CleanShot 2024-02-05 at 15 38 14

Database code is infrastructure and is deployed with continuous delivery (manual approval). So, I fear the scenario where a developer makes a pull-request with both database changes and code changes. In our setup, the application code will always hit production before the database changes. Somehow, we need to protect ourselves against this.

If you have experience with or ideas on how to set this up in a robust, clean, and developer-friendly way, I would love to talk. To be honest, I have not seen anyone solve this problem in a good way :)

Trubador commented 9 months ago

Hi Casper,

Cool. Would you have time for a short introduction (online)?

As written above, I have some ideas on how to build this with DacPac in CI/CD workflows. But it's not completely set in stone.

We are currently using EF Core migrations, which are fine for now, but they are run as part of startup, which makes them, slow, fragile, and susceptible to race conditions. If a migration fails, there is an incident.

I've used DacPac before, but not in CI/CD, so we will have to do research to ensure it is reliable in both continuous deployment scenarios, and in disaster recovery (where you might restore a database that is several versions old).

A core part of our principles is that "application code" is deployed with continuous deployment (push on green), compared to continuous delivery (manual approval). See https://www.atlassian.com/continuous-delivery/principles/continuous-integration-vs-delivery-vs-deployment:

CleanShot 2024-02-05 at 15 38 14

Database code is infrastructure and is deployed with continuous delivery (manual approval). So, I fear the scenario where a developer makes a pull-request with both database changes and code changes. In our setup, the application code will always hit production before the database changes. Somehow, we need to protect ourselves against this.

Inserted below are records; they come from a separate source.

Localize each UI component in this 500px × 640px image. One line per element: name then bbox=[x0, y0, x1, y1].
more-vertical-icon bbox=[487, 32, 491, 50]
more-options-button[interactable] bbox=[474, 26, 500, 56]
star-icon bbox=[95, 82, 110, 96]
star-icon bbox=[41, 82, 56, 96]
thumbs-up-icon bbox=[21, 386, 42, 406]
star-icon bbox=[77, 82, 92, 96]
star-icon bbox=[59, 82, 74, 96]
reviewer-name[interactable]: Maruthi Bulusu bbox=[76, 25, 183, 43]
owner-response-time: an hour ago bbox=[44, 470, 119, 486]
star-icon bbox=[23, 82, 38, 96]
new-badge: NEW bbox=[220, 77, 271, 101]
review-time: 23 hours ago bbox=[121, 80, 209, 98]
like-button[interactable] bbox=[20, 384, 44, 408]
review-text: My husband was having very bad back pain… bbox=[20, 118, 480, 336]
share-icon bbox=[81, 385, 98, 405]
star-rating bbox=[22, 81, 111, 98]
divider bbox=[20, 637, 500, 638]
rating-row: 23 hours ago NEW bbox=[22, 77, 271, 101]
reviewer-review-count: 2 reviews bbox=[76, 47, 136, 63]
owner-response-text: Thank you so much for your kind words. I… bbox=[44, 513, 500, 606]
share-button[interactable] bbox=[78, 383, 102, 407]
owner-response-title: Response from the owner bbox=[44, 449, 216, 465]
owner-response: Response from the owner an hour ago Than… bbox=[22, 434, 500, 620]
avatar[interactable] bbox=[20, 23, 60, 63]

If you have experience with or ideas on how to set this up in a robust, clean, and developer-friendly way, I would love to talk. To be honest, I have not seen anyone solve this problem in a good way :)

Hey Thomas,

I think I can find some time for an online meeting about this topic as I think it is quite important and I would like to understand your points of view on the matter a bit better.

If you could connect with me via my github profile for example on LinkedIn, I think that would be the easiest to schedule a meeting 😀.